The total number of oil and gas rigs now stands at 984, which is an addition of 216 rigs year over year.
Despite the overall increase, the number of oil rigs in the United States decreased by 4 this week, for a total of 796 active oil wells in the US—a figure that is 179 more rigs than this time last year. The number of gas rigs rose by 7 this week, and now stands at 188; 37 rigs above this week last year.
The oil and gas rig count in the United States has increased by 60 in 2018.
Canada continued its losing streak, with a decrease of 29 oil and gas rigs for the week. Canada now has fewer rigs than it did a year ago.
Despite multiple bearish events this week, oil prices managed to climb, buoyed in part on Friday by positive job reports and reports about a possible meeting between President Donald Trump and North Korea’s leader, Kim Jong Un.

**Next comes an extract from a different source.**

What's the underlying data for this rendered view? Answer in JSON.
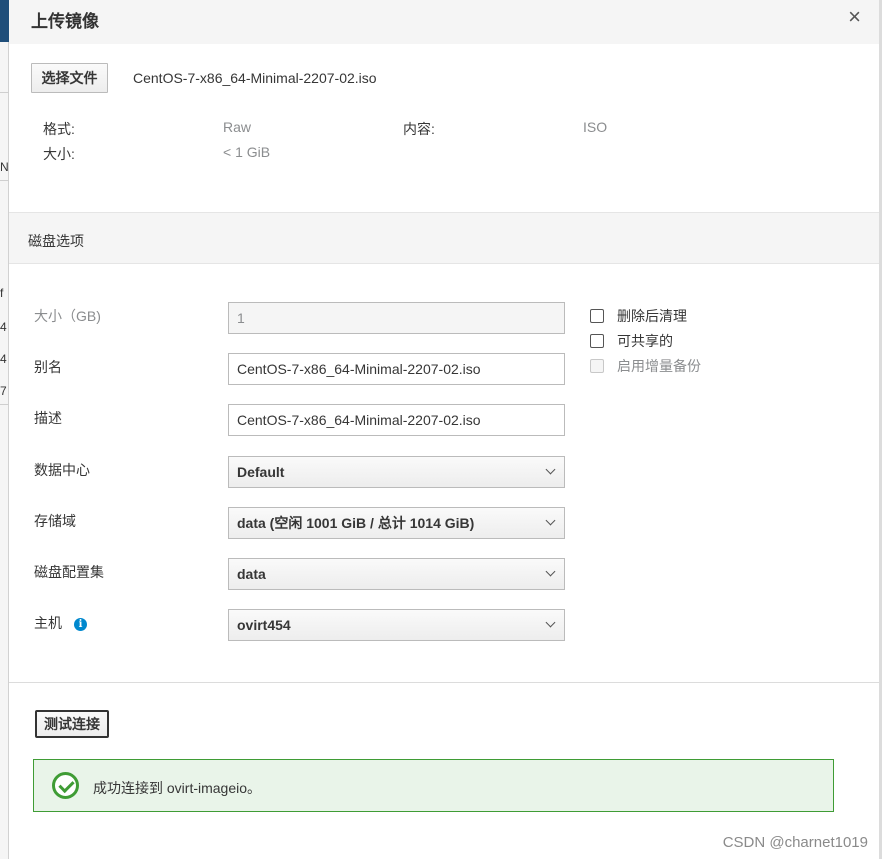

Neither the threat of steel tariffs—which some analysts opine could increase pipeline and other oil infrastructure costs—nor US crude oil production, which rose again in the week ending March 2nd to 10.369 million bpd, according to the EIA were able to keep oil prices down.
At 11:45 am EST, the price of a WTI barrel was resilient, trading up $1.72 (+2.86%) to $61.84—a significant increase from last week’s prices. The Brent barrel was also trading up on the day, by $1.76 (+2.77%) to $65.37.
Alaska, Louisiana, New Mexico, Oklahoma, and Utah all lost rigs this week, with Texas adding 7 rigs for a total of 490 active rigs—an increase of 98 over this time last year.
At 1:09pm EST, both benchmarks had lost some ground, with WTI trading at $61.77 (+$1.65) and Brent trading at $65.13 (+$1.52).